The n cancels with the n. This is an integer not equal to zero, so we have e to the i tau to an integer power. What's e to the i tau? 1. Convenient that I have that there. 1 minus 1 is 0, so we get 0. Satisfying.
So that proves this claim. We prove that, on the diagonal, we get n because we had n copies of 1. Off the diagonal we get 0, like this. Therefore, v complex conjugate times n is the v inverse. Therefore, this algorithm actually computes the inverse fast Fourier transform.
So that's it for algorithms today, but let me quickly tell you about some applications. You've probably taken other classes that use applications of fast Fourier transform, so I will just summarize. If you've ever edited audio, you probably did it in-- unless you're just pasting audio clips together-- you probably did it in what's called frequency space.
So you know that-- as I talked about in the beginning-- when we're measuring where the membrane on this microphone goes over time, that is in the time domain for every time we sample where, physically, this thing is. If you apply-- I think the way I defined it here is the inverse fast Fourier transform, usually it's called Fourier transform-- to that time domain vector, you get a new vector. Now it's a complex vector. You may have started with real numbers. You get complex numbers.

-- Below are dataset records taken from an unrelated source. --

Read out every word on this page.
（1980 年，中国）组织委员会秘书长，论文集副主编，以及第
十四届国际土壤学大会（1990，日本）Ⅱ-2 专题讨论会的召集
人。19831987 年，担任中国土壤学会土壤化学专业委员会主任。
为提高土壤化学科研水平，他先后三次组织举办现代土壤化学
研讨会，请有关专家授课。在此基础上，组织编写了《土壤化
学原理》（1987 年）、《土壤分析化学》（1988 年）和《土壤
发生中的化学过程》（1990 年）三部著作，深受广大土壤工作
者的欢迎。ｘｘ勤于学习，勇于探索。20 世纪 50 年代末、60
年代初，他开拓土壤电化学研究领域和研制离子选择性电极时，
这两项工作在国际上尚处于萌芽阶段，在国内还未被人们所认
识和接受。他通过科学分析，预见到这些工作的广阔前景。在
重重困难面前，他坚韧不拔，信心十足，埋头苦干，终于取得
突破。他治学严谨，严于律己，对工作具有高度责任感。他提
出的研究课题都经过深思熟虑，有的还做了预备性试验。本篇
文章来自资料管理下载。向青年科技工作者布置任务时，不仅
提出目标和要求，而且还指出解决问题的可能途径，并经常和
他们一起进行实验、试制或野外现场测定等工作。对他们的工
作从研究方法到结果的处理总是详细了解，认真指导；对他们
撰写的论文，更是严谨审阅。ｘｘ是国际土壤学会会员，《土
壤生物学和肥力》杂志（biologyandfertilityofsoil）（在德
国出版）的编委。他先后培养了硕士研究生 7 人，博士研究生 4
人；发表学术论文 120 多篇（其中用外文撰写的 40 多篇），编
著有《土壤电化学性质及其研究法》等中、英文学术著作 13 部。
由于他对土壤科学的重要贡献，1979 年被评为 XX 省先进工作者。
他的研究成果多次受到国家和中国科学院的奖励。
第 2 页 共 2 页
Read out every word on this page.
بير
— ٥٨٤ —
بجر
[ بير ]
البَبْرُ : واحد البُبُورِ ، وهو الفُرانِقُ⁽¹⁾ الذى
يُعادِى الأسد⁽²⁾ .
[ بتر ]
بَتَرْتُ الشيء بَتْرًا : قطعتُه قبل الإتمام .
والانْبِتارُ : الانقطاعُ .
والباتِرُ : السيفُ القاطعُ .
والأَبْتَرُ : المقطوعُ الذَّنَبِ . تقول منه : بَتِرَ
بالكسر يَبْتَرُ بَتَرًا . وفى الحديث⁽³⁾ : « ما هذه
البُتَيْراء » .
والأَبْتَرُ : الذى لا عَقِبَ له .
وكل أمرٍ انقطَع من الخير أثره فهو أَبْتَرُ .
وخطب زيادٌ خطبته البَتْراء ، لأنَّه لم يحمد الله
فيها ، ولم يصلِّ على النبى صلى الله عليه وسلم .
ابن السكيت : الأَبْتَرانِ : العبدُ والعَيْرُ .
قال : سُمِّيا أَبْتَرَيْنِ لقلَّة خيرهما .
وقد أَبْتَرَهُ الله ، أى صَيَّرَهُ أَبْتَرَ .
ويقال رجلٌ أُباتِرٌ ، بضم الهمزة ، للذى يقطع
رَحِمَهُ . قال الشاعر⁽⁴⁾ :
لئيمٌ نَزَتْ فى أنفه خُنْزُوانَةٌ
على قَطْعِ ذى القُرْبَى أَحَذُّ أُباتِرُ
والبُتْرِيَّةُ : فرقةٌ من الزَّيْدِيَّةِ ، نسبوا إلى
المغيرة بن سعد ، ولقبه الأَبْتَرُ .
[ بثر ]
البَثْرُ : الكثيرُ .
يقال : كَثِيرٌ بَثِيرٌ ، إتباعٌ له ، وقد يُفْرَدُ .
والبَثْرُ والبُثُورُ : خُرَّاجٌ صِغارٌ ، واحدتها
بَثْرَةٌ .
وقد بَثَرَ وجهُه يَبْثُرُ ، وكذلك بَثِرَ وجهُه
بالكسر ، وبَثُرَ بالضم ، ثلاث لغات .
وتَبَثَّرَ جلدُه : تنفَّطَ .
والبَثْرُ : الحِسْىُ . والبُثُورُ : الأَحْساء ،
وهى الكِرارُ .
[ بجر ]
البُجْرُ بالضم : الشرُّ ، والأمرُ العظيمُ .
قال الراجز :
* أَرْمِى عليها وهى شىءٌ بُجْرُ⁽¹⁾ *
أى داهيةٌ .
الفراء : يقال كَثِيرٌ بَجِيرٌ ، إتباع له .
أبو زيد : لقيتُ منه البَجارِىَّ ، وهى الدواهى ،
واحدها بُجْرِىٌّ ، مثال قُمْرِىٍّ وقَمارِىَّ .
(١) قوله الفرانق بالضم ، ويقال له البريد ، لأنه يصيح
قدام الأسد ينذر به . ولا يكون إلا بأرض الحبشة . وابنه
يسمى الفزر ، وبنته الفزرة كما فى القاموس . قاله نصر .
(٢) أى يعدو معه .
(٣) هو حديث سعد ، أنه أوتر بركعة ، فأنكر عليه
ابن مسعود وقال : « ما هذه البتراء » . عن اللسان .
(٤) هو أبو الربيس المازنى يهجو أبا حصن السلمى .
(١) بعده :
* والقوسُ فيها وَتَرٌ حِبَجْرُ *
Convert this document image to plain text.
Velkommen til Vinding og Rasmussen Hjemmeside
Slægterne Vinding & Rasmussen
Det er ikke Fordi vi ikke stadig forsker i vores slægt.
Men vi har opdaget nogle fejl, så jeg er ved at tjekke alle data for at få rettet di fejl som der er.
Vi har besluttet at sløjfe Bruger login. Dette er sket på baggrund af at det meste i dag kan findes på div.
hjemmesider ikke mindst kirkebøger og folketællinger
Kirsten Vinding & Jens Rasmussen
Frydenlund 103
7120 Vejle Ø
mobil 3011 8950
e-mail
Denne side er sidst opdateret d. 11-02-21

So for every position in the vector-- what it corresponds to-- the x-axis is no longer time. Now it's frequency. For every frequency you're measuring, essentially, you're viewing this vector-- the waveform-- as a bunch of trigonometric functions-- say, sine of something times theta. If you look at one of the entries in the vector, and it's a complex number-- if you compute the magnitude of the complex number-- the length of the vector, of the length of that two-coordinate vector-- that is how much stuff-- of that frequency-- you have. And then the angle of the vector, in 2D, is how that trigonometric function shifted in time.
So if you take a pure note, like if I was playing a bell and it's exactly C major, it looks really wavy. It's actually a nice perfect sine curve-- some offset depending on when I hit it-- and then if you apply the Fourier transform what you get is 0's everywhere except for the one frequency that's appearing, and there you get 1, and everywhere else you get 0. Well, 1 possibly rotated, depending on the phase.
And you can take any audio stream, convert it by a Fourier transform, do manipulations there. For example, you've probably heard of high-pass filters that removes all the high frequencies, or low-pass filters remove all of the low frequencies. You just convert to this space and zero out the parts you want, and then you convert back with inverse Fourier transform.
If you've used Adobe Audition or Audacity, they can all do these things. And there are tons of contexts where converting to Fourier space makes life easy. And, in general, if you have any time-based signal you should always think about what do you get with FFT when you transform to frequency-based signal, and you can do lots of cool things you couldn't do otherwise. And it only takes n log n time.
Plus people do it in hardware. There's a fast implementation called FFTW-- the fastest Fourier transform in the west-- which is made here at MIT a bunch of years ago, and is still the best software implementation of FFT. So people use it everywhere. Your noise-cancelling headsets probably use it, MP3 uses it. It's a cool algorithm.